4.13. Op grond van het vorenstaande is het hoger beroep ongegrond.

Heffingsrente

4.14. Gelet op het voorgaande dient het beroep voor zover dit is gericht tegen de beschikking heffingsrente, ongegrond te worden verklaard.

5. Kosten

Het Hof acht geen termen aanwezig voor een veroordeling in de proceskosten.

6. Beslissing

Het Gerechtshof bevestigt de uitspraak van de Rechtbank.

Deze uitspraak is gedaan door mr. A.J.H. van Suilen, voorzitter, mr. R.F.C. Spek en mr. B.F.A. van Huijgevoort, in tegenwoordigheid van mr. N. ten Broek als griffier.

De beslissing is op 9 februari 2010 in het openbaar uitgesproken.

De griffier, De voorzitter,

(N. ten Broek) (A.J.H. van Suilen)

Afschriften zijn aangetekend per post verzonden op 11 februari 2010.

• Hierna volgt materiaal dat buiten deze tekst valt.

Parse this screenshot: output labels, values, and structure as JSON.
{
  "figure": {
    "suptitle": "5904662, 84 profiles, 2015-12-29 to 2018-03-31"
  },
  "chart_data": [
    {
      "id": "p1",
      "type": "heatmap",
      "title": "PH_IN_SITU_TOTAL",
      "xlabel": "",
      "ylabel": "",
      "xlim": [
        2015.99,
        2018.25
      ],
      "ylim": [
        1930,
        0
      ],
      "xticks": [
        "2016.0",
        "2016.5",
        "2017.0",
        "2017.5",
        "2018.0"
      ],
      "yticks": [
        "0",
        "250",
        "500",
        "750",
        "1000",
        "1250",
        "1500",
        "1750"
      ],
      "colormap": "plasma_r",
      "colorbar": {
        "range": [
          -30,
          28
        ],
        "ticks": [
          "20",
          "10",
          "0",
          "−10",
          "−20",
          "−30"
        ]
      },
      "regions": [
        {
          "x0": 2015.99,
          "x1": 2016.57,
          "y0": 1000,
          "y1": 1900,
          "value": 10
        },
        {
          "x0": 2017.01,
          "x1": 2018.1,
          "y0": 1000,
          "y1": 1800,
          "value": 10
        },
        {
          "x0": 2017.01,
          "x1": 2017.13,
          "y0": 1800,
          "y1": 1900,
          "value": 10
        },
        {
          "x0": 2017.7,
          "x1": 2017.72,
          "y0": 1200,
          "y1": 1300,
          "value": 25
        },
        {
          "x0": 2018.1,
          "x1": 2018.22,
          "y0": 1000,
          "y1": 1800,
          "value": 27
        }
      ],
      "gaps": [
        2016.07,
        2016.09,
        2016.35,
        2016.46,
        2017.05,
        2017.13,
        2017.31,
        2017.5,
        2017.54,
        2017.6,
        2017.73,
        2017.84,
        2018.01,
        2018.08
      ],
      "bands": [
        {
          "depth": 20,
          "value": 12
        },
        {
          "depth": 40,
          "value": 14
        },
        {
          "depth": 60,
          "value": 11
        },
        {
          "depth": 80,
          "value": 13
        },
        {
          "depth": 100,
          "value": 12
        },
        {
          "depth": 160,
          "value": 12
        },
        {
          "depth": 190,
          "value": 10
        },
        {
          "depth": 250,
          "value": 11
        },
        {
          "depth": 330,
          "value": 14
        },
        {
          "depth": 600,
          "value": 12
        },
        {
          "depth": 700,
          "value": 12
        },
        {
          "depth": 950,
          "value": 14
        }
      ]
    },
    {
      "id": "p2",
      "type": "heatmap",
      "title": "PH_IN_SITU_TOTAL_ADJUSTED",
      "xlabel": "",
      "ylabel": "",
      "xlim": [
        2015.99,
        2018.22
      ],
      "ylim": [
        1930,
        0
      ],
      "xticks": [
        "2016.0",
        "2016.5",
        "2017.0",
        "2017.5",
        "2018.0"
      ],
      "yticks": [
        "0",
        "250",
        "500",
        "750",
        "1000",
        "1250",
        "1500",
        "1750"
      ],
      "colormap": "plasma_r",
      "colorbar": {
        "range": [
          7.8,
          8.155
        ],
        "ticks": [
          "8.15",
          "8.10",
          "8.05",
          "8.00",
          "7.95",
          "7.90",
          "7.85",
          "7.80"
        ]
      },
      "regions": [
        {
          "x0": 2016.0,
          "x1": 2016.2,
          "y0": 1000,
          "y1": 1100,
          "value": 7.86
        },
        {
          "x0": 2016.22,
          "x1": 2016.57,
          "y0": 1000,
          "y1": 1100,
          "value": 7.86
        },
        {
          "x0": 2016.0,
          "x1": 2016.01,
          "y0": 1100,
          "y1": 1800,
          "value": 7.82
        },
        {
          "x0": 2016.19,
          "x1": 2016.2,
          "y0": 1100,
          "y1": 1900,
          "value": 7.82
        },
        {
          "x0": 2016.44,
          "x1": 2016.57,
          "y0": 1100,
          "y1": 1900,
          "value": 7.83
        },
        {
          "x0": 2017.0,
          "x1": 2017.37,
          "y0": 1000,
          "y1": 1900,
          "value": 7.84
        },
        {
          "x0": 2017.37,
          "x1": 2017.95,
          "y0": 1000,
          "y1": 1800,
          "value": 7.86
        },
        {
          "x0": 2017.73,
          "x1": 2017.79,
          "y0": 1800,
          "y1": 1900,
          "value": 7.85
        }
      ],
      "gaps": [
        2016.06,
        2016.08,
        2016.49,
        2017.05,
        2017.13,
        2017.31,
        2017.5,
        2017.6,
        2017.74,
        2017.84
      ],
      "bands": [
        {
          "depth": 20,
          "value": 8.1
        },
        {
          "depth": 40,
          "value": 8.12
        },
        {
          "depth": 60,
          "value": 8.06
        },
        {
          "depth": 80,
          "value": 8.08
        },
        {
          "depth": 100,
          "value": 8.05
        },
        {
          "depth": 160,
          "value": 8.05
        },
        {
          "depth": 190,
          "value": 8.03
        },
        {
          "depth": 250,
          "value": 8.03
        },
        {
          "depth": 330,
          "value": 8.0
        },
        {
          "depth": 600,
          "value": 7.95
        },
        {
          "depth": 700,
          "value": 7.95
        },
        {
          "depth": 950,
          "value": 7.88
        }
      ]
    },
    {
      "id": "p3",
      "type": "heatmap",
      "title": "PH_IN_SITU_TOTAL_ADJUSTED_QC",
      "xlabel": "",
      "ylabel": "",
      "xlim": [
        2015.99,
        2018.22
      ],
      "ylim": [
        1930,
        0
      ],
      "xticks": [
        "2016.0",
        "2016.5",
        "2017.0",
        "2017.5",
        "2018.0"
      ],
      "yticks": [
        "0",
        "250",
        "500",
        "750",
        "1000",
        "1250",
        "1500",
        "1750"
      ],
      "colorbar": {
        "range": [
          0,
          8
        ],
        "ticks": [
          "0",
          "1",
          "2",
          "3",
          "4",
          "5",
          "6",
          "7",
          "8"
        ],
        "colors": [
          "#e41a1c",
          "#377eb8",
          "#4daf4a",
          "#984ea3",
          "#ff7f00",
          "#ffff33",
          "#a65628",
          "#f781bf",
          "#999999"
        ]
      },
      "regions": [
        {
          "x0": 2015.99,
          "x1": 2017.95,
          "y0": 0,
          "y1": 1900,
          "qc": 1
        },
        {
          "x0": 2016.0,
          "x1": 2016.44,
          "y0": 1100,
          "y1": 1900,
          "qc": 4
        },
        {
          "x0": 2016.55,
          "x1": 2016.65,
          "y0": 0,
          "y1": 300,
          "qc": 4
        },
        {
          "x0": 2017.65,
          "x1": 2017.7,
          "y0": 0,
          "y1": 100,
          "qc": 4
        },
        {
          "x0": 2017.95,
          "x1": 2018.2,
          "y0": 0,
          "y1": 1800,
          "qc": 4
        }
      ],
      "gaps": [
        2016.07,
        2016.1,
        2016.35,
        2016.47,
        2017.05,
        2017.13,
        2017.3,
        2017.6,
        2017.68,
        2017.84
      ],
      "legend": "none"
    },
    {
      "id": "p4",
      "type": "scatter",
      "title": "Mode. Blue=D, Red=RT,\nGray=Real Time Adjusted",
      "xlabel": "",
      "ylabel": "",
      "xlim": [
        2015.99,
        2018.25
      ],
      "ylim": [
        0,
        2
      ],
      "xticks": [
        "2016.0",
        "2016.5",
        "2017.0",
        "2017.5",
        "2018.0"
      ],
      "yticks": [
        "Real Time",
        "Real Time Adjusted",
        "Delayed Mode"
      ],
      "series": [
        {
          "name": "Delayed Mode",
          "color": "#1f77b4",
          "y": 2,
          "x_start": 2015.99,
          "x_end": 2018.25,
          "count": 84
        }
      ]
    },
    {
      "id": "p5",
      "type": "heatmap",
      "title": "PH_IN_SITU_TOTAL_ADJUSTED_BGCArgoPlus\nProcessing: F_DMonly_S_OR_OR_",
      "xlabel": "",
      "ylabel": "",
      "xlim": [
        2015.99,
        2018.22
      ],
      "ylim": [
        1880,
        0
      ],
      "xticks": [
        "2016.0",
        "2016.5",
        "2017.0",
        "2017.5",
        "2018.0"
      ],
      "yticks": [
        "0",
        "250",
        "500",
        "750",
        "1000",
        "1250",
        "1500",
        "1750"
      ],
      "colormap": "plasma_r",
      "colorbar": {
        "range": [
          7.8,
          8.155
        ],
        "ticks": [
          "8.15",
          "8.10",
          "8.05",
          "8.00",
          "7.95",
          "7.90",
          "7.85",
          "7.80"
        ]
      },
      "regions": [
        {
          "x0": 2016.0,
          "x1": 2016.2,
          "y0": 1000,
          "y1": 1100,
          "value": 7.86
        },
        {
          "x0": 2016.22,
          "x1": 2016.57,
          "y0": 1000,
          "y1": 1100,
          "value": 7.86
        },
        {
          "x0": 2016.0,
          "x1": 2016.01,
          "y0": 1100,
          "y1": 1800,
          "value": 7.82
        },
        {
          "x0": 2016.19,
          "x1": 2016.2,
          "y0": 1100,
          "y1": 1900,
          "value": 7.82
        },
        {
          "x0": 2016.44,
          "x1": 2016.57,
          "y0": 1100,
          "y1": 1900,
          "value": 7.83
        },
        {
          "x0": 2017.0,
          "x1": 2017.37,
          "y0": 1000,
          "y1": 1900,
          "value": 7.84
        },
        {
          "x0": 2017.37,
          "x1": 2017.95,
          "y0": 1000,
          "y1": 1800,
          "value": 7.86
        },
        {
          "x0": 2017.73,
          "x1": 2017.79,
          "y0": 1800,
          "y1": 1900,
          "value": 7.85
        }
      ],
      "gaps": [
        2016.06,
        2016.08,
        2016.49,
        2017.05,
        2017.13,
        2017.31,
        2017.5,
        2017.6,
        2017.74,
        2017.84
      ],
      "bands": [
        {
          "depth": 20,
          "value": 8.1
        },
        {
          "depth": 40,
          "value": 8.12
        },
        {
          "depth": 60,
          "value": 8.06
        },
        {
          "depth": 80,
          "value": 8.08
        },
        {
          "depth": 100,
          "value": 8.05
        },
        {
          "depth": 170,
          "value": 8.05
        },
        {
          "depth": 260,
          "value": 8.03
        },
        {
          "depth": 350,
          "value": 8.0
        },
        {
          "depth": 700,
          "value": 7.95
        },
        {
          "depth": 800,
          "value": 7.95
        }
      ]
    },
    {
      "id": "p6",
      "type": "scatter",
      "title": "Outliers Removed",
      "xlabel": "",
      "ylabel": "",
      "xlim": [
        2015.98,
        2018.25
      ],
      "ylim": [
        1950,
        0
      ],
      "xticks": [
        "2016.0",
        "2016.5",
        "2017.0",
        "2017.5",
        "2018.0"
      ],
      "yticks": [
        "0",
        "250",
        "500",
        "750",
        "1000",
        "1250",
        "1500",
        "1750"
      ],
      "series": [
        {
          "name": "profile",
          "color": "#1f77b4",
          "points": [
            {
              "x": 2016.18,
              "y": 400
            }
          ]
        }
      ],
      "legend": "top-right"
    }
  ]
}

Tegen deze uitspraak kunnen beide partijen binnen zes weken na de verzenddatum beroep in cassatie instellen bij

de Hoge Raad der Nederlanden (belastingkamer),

Postbus 20303,

2500 EH Den Haag.

Daarbij moet het volgende in acht worden genomen:

1 - bij het beroepschrift wordt een afschrift van deze uitspraak overgelegd;

2 - het beroepschrift moet ondertekend zijn en ten minste het volgende vermelden:

a. de naam en het adres van de indiener;

b. de dagtekening;

c. een omschrijving van de uitspraak waartegen het beroep in cassatie is gericht;

d. de gronden van het beroep in cassatie.

Voor het instellen van beroep in cassatie is griffierecht verschuldigd. Na het instellen van beroep in cassatie ontvangt de indiener een nota griffierecht van de griffier van de Hoge Raad.

In het cassatieberoepschrift kan de Hoge Raad verzocht worden om de wederpartij te veroordelen in de proceskosten.